Zoë Adams (Scripps Research)| Erika Olson (Scripps Research)| Zhengwen Lian (Scripps Research)| Matthew Holcomb (Scripps Research)| Ramkrishna Adhikary (Scripps Research)| Jörg Zimmermann (Scripps Research)| Philip Dawson (Scripps Research)
The physical characterization of molecules that self-assemble presents a challenge, particularly when associated with phase separation or precipitation. Infrared (IR) spectroscopy has been shown to be a non-perturbative method for monitoring folding dynamics, accentuated by the sensitivity of the bond stretch frequencies of site-specific IR probes to changes in local molecular environment.1 Site-specific incorporation of probes that absorb in the “transparent window” region of the biomolecular IR spectrum has been widely used to gain insight into protein electrostatics, structure, folding, and conformational dynamics. To expand the use of IR probes for the investigation of time-resolved kinetic processes, such as self-assembly, carbon-deuterium (C-D) bonds were incorporated into five different positions of a twenty-residue MAX1 β-hairpin peptide and the site-specific kinetics of gelation were examined after stopped-flow mixing using FTIR detection. MAX1 peptide hydrogels are biocompatible and clinically relevant for application in tissue regeneration and drug delivery.2 Steady state IR absorption frequencies and linewidths of C-D bonds at all labeled positions indicate, as expected, that the labeled side chains occupy a hydrophobic region of the hydrogel; furthermore, the motion of side chains located in the middle of the hairpin is more restricted than those located on the hairpin ends. The changes in the absorption spectra of C-D bonds induced by gelation were reliably followed as function of time and the site-specific time constants for the gel transition show that MAX1 gelation occurs as a cooperative process with no lag phase. We believe that stopped-flow FTIR spectroscopy is equally applicable for other transparent window IR probes and can be extended to other time-resolved applications, such as protein folding and enzyme kinetics.

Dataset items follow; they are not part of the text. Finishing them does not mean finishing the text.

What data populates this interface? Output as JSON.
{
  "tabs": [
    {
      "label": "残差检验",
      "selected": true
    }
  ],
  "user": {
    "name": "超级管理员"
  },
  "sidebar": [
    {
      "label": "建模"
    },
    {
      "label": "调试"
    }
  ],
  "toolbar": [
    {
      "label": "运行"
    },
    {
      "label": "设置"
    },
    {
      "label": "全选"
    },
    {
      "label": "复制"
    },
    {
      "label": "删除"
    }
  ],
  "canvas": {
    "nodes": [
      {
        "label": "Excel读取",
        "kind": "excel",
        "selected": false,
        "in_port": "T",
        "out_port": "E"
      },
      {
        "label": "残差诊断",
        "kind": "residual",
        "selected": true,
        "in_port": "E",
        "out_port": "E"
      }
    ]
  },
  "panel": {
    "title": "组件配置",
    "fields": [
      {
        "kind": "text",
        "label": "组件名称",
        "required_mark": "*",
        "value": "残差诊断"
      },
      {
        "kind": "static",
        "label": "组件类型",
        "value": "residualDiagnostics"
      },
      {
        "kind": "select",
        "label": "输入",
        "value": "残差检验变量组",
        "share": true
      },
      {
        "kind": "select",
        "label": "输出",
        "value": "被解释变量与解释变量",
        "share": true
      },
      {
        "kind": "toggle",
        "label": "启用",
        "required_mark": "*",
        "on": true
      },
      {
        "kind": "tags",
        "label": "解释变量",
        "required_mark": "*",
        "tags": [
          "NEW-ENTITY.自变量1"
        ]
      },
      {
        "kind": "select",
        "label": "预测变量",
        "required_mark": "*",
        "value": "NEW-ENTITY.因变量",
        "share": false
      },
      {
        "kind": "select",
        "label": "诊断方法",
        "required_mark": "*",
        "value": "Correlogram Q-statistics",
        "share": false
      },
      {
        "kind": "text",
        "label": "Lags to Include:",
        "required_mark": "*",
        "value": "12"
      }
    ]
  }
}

1. Adhikary, R., J. Zimmermann, and F.E. Romesberg, Transparent Window Vibrational Probes for the Characterization of Proteins With High Structural and Temporal Resolution. Chem Rev, 2017. 117(3): p. 1927-1969.
2. Schneider, J.P., et al., Responsive Hydrogels from the intramolecular Folding and Self-Assembly of a Designed Peptide. J. of Am. Chem. Soc., 2002. 124: p. 15030-15037.
Gelation of MAX1 hydrogel-forming peptides can be reliably followed via the red-shift in infrared (FT-IR) peak frequency of site-specific Carbon-Deuterium bond labels, resulting in steady-state and time-resolved characterization.